President Jennifer Geerlings-Simons said in an interview she wants to find a way to push back debt payments until after the administration receives revenue from oil production in 2028, which may involve calling back the existing 2033 bond. She’s also considering a new program with the International Monetary Fund that would focus on strengthening institutions rather than austerity measures that she said harmed the economy in the past.
“We would like to refinance the debt so that we have a better deal and can start paying when we have the oil money,” Geerlings-Simons said Monday at the Council of the Americas in New York after a meeting with investors. “The way it is organized at the moment, not only the interest but also the servicing of the debt will start next year and it will be too much.”
The 72-year-old former parliamentary speaker will oversee the country’s first oil production as TotalEnergies SE prepares to tap reserves estimated at 760 million barrels. The $4.5 billion economy is forecast to grow 3.2% this year and slowly edge up to near 4% by 2027 before seeing a more than 10-fold surge once oil starts flowing.

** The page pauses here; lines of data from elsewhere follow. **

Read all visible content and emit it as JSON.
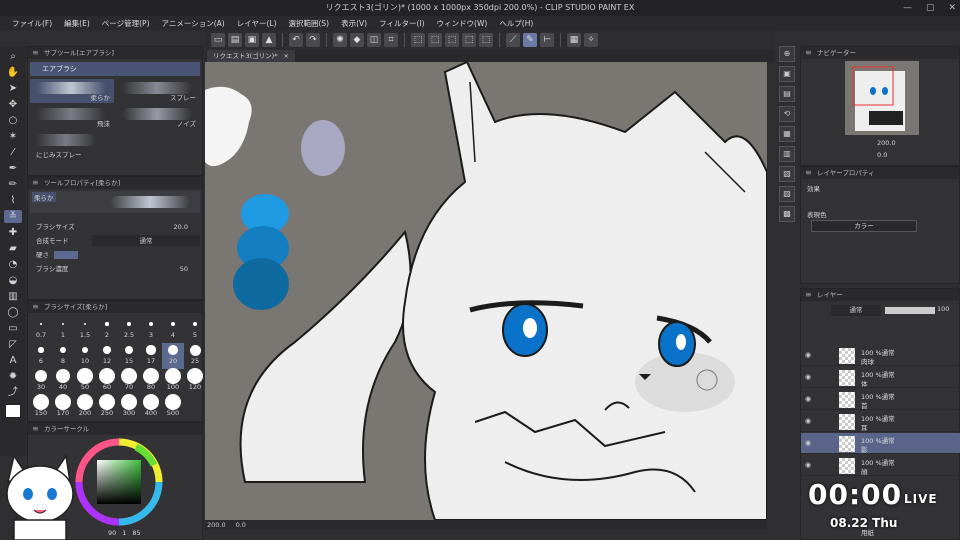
{
  "window": {
    "title": "リクエスト3(ゴリン)* (1000 x 1000px 350dpi 200.0%) - CLIP STUDIO PAINT EX",
    "controls": [
      "—",
      "▢",
      "✕"
    ]
  },
  "menu": [
    "ファイル(F)",
    "編集(E)",
    "ページ管理(P)",
    "アニメーション(A)",
    "レイヤー(L)",
    "選択範囲(S)",
    "表示(V)",
    "フィルター(I)",
    "ウィンドウ(W)",
    "ヘルプ(H)"
  ],
  "subtool": {
    "header": "サブツール[エアブラシ]",
    "category": "エアブラシ",
    "brushes": [
      "柔らか",
      "スプレー",
      "飛沫",
      "ノイズ",
      "にじみスプレー"
    ]
  },
  "toolprop": {
    "header": "ツールプロパティ[柔らか]",
    "current": "柔らか",
    "brush_size_label": "ブラシサイズ",
    "brush_size_value": "20.0",
    "blend_label": "合成モード",
    "blend_value": "通常",
    "hardness_label": "硬さ",
    "density_label": "ブラシ濃度",
    "density_value": "50"
  },
  "brushsize": {
    "header": "ブラシサイズ[柔らか]",
    "sizes": [
      "0.7",
      "1",
      "1.5",
      "2",
      "2.5",
      "3",
      "4",
      "5",
      "6",
      "8",
      "10",
      "12",
      "15",
      "17",
      "20",
      "25",
      "30",
      "40",
      "50",
      "60",
      "70",
      "80",
      "100",
      "120",
      "150",
      "170",
      "200",
      "250",
      "300",
      "400",
      "500"
    ],
    "selected": "20"
  },
  "colorcircle": {
    "header": "カラーサークル",
    "readout_left": "90",
    "readout_mid": "1",
    "readout_right": "85"
  },
  "canvas": {
    "tab_label": "リクエスト3(ゴリン)*",
    "zoom": "200.0",
    "rotation": "0.0"
  },
  "navigator": {
    "header": "ナビゲーター",
    "zoom_value": "200.0",
    "rotation_value": "0.0"
  },
  "layerprop": {
    "header": "レイヤープロパティ",
    "effect_label": "効果",
    "expression_label": "表現色",
    "expression_value": "カラー"
  },
  "layers": {
    "header": "レイヤー",
    "blend_mode": "通常",
    "opacity": "100",
    "items": [
      {
        "mode": "100 %通常",
        "name": "肉球",
        "selected": false
      },
      {
        "mode": "100 %通常",
        "name": "体",
        "selected": false
      },
      {
        "mode": "100 %通常",
        "name": "首",
        "selected": false
      },
      {
        "mode": "100 %通常",
        "name": "耳",
        "selected": false
      },
      {
        "mode": "100 %通常",
        "name": "影",
        "selected": true
      },
      {
        "mode": "100 %通常",
        "name": "顔",
        "selected": false
      }
    ],
    "footer_layer": "用紙"
  },
  "overlay": {
    "clock": "00:00",
    "live": "LIVE",
    "date": "08.22 Thu"
  },
  "colors": {
    "canvas_bg": "#7a7672",
    "fur": "#eeeeee",
    "eyes": "#0a72c8",
    "selected_layer": "#5a6488",
    "accent": "#5c6a90"
  }
}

But Suriname needs to bridge its financing gap before oil money starts flowing in. The government is expecting to end the year with a budget deficit equivalent to 8% of gross domestic product, partly due to high levels of spending before the May 25 presidential vote, Geerlings-Simons said. She wants to narrow the gap to below 4% next year through spending constraints and improved tax collection.

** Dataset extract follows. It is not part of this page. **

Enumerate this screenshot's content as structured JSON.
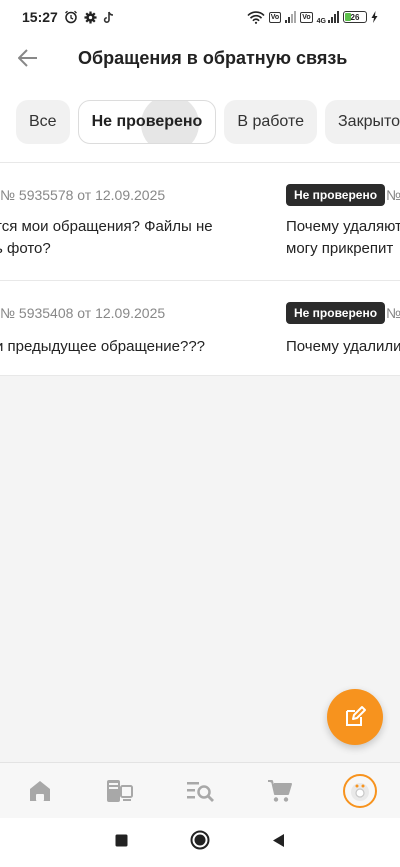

But Geerlings-Simons doesn’t want the Surinamese public to feel a pinch from her efforts to put the country’s finances in order. Sworn into office in July, the South American nation’s first female leader argued that the population suffered under cuts imposed by the government’s previous IMF deal. She said she’s talking with the fund to assess whether a new program for Suriname is feasible.
“The real economy suffered and you can’t structurally improve your financial situation without the real economy flourishing,” she said. “What we are doing now is taking everything into account so that what the people went through will not be for nothing.”
Suriname’s dollar bonds have handed investors a 14.3% return this year, outperforming most emerging-market sovereign peers in a Bloomberg index. Notes due in 2033 traded at 99.6 cents on the dollar Tuesday, according to indicative pricing data. The price of the so-called value-recovery instruments that pay investors a portion of revenue from oil after it starts flowing rose to 118 cents.
Geerlings-Simons said she wants to diversify the economy, targeting sectors like agriculture and tourism. She’s also talking with neighboring Guyana about working together on not only oil and gas development, but farming and fisheries.
The president is seeking to raise additional revenue by selling carbon credits in an effort to cash in on the forest that covers 93% of the country’s territory. The oil boom, meanwhile, is expected to create 6,000 jobs in the long term for Suriname, which is home to just over 630,000 people. Her government isn’t considering selling more of the oil-linked securities at the moment.
“We expect the real workforce increase will be in the oil spinoffs,” Geerlings-Simons said. “We’ll have more steady jobs in other sectors we’re improving.”